O assunto até chegou a ser ventilado fora do país. Em uma entrevista à agência Bloomberg, especializada em mercado financeiro, o já presidente do STF foi apresentado ao público estrangeiro como alguém comparável a Barack Obama. A repórter Ellis Cose começou a entrevista logo fazendo a pergunta, direta e reta, sobre a possibilidade de ele concorrer à Presidência da República. Barbosa respondeu:
"Eu nunca me vi sendo presidente do Brasil. Em primeiro lugar, não sou político. Nunca fui e penso que sou uma pessoa improvável para esse tipo de atividade por causa da minha franqueza. Nunca lidei nem tenho conexões com partidos".
Mesmo assim, alguns entusiastas, por conta própria, criaram uma página http://joaquimbarbosapresidente.com.br/ especialmente para fazer a apologia do suposto-futuro-jamais-candidato e para colocar sua campanha na rua, aliás, fora do prazo determinado pela lei eleitoral. Na página já se pode baixar o adesivo, conhecer sua biografia e acompanhar notícias na imprensa que falam da aventada candidatura.
Mas, e o partido?
Finalmente, apareceu o que faltava: um partido, ou quase.

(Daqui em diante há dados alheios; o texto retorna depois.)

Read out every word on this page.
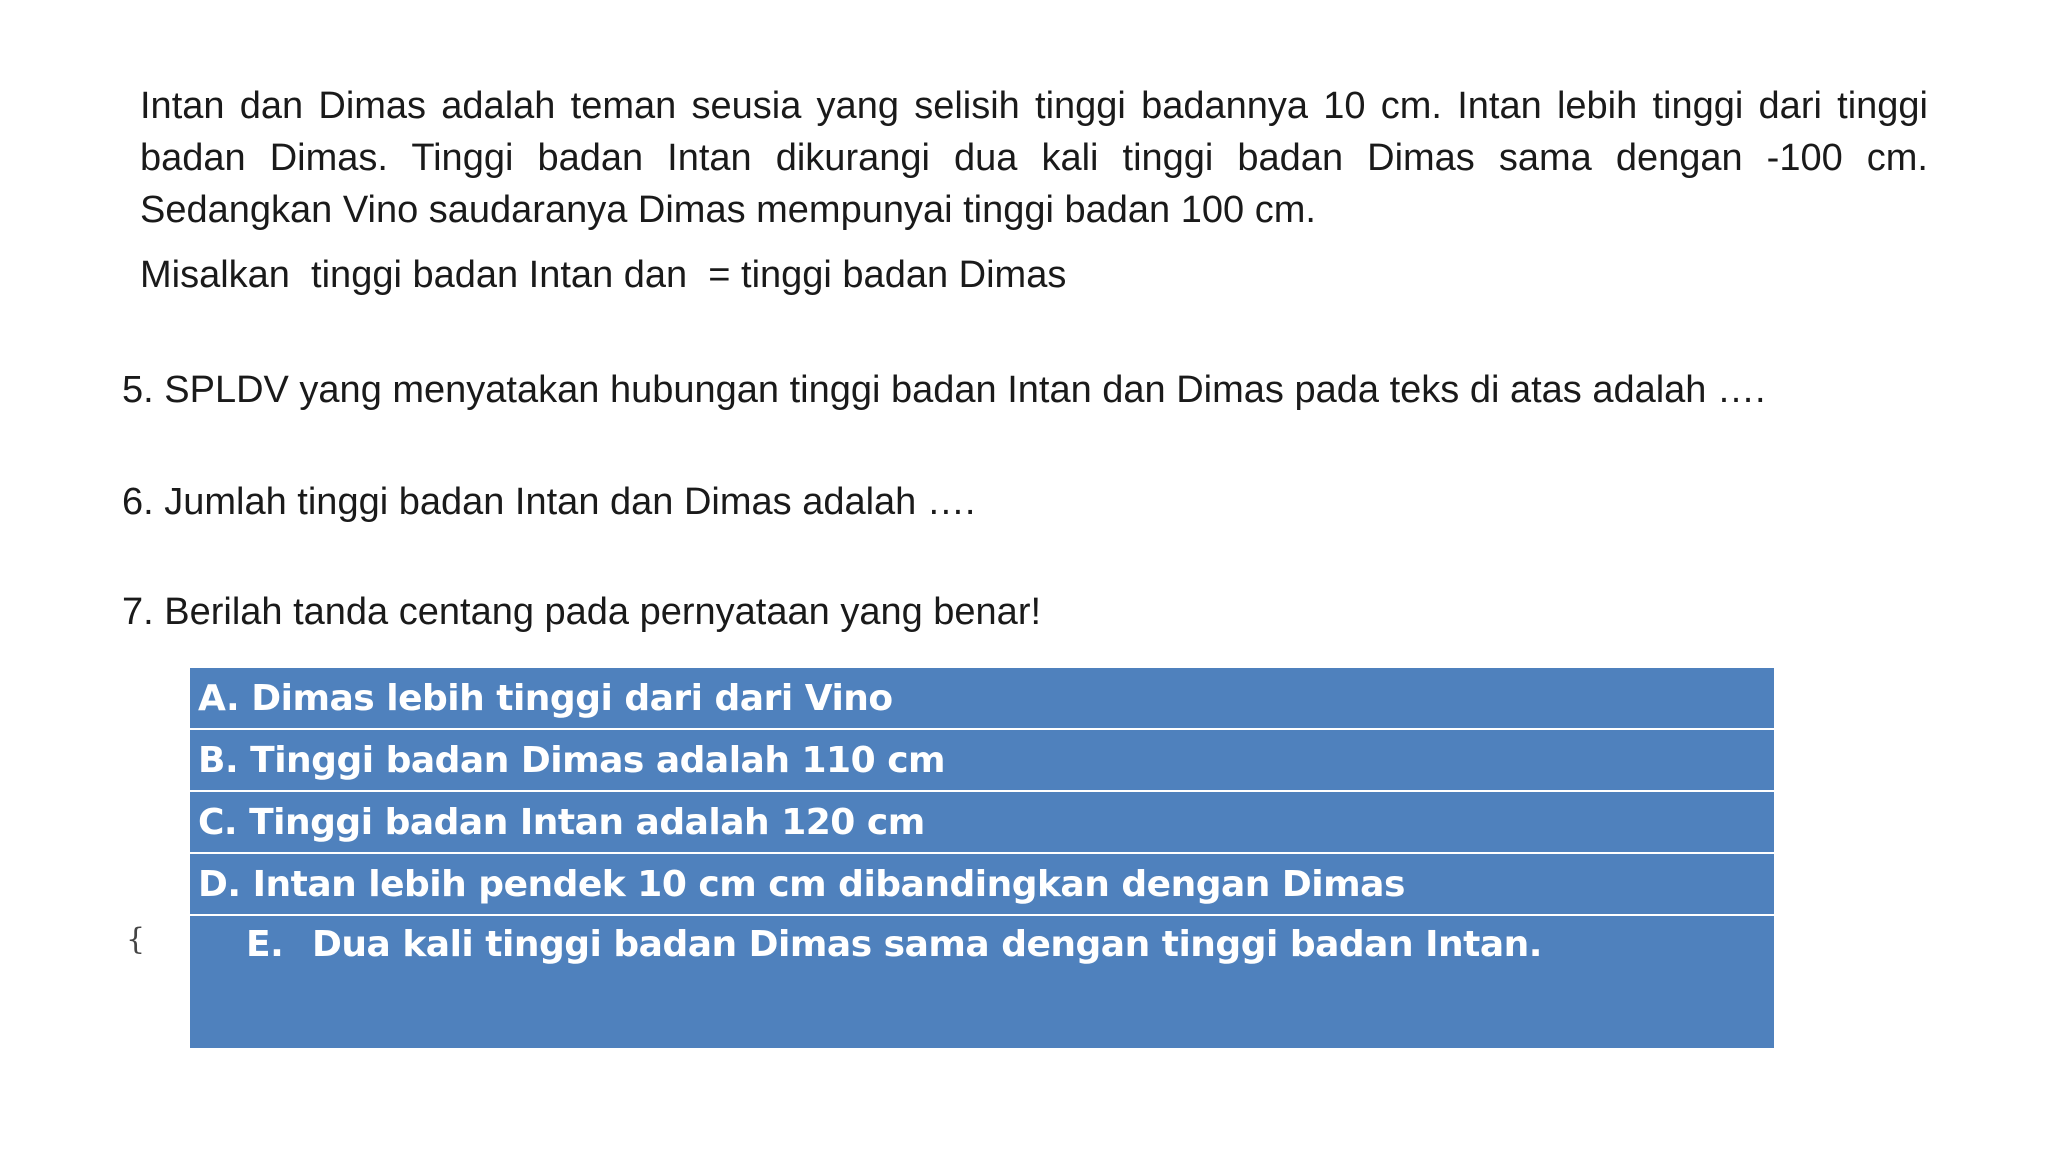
Intan dan Dimas adalah teman seusia yang selisih tinggi badannya 10 cm. Intan lebih tinggi dari tinggi badan Dimas. Tinggi badan Intan dikurangi dua kali tinggi badan Dimas sama dengan -100 cm. Sedangkan Vino saudaranya Dimas mempunyai tinggi badan 100 cm.

Misalkan  tinggi badan Intan dan  = tinggi badan Dimas

5. SPLDV yang menyatakan hubungan tinggi badan Intan dan Dimas pada teks di atas adalah ….

6. Jumlah tinggi badan Intan dan Dimas adalah ….

7. Berilah tanda centang pada pernyataan yang benar!

A. Dimas lebih tinggi dari dari Vino
B. Tinggi badan Dimas adalah 110 cm
C. Tinggi badan Intan adalah 120 cm
D. Intan lebih pendek 10 cm cm dibandingkan dengan Dimas
E. Dua kali tinggi badan Dimas sama dengan tinggi badan Intan.
{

O Partido Militar, que ainda não existe, tem apenas metade das fichas de filiação necessárias para ser homologado e lançar-se às eleições de 2014. Mas não se fez de rogado e já anunciou um convite a Joaquim Barbosa para ser candidato. http://www.partidomilitar.com.br/?p=880 O convite certamente se tornou a principal peça publicitária de um partido em busca de uma razão de ser.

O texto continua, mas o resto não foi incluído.